The data collected on the frequency of Blackboard access per day indicates that I access Blackboard with more frequency on Wednesday (25%), Saturday (15%) and Sunday (18%) throughout the semester. This indicates that I was able to concentrate and efficiently study on these three days, with a significant success on Wednesday. Furthermore, I noticed that on Tuesday, Friday and Saturday my main source of exercise is spin; thus, my studying success on Wednesday, Saturday and Sunday could be a result of these high-impact workouts.

As mentioned above, I tend to study at between 11pm to 1 am, therefore, efficient study on Tuesday, Friday and Saturday results in Wednesday, Saturday and Sunday early morning Blackboard submissions. Moreover, on Tuesday I double work out, meaning I do an hour of spin followed by an hour of Tabatha Playground. Such high-impact routine could contribute to Wednesday being the day with the most Blackboard access frequency. Nevertheless, there is an inconsistency with the data, as I do the same double workout on Thursday with its effect on my study habits not evidenced.

The inconsistency could be a result of the Organic Chemistry quiz that I often have on Friday mornings, which indicates that I spend my Thursday night/early mornings studying Chemistry. Subsequently, the data delves into the percentages mentioned above and shows that Wednesday had 148 log ins, Sunday had 81, and Saturday had 67. I also noticed that the days with the greatest frequency of Blackboard access, are also the days with the least mundane distractions. I consider mundane distractions such things like television shows.
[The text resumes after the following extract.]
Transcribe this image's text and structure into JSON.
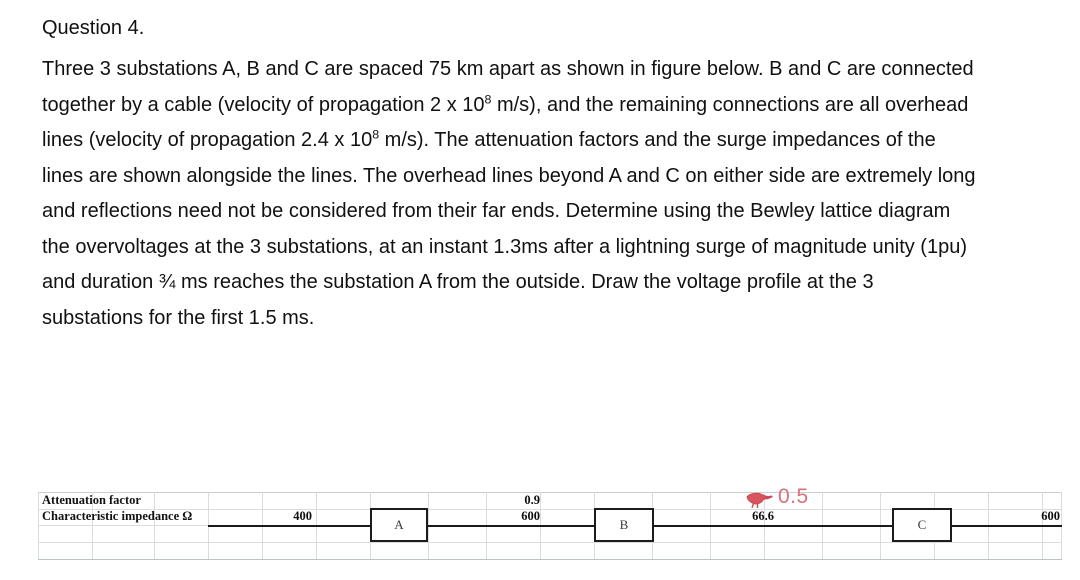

My favorite television shows, Jane the Virgin, Modern Family and Grey’s Anatomy, air a new episode on Monday, Wednesday and Thursday respectively. Since these episodes air late at night, I usually watch them the following days either at lunch or at night. These episodes represent a distraction, and they usually leave me with a more scattered mind, unwilling to focus on reading and writing assignments. There is a definite correlation between my Blackboard access, and the days that I watch the television shows.

For example, Wednesday has the highest frequency of access hours, but is also the day when I least watch television, as nothing new airs on Tuesday. Likewise, there is nothing new to watch on Saturday and Sunday either, because shows don’t air on either Friday or Sunday. These three factors, exercise, lack of mundane activities and time of studying, have all shown a positive effect on my concentration span. The days when exercise impact is at its highest and mundane distractions are at their lowest, all while keeping a constant allotted time for studying, have contributed to make Wednesday, Saturday and Sunday my most productive study days.

Still, thinking back to my starting days for both the reading notes and the summaries, it is evidenced that I am in no way an efficient student. I start all of these assignments on Friday and Saturday, but since it takes me such a long time to not only focus on starting the task, but focus on its completion, I end up submitting most assignments on Sunday. Additionally, most of my draft corrections have been done on Wednesdays, which explains the high frequency of access on this day, since I have to access Blackboard multiple times in order to complete the revision opportunity part of the assignment.

Therefore, I might be an effective student in the sense that I get work done, and good grades, but I am neither efficient nor effective. It takes me twice as long to finish a reading or writing assignment, than it takes for me to work on math, for example, and great lengths have to be taken for me to remain focused. Nevertheless, I’ve found ways to move past my concentration shortcomings and successfully complete this course.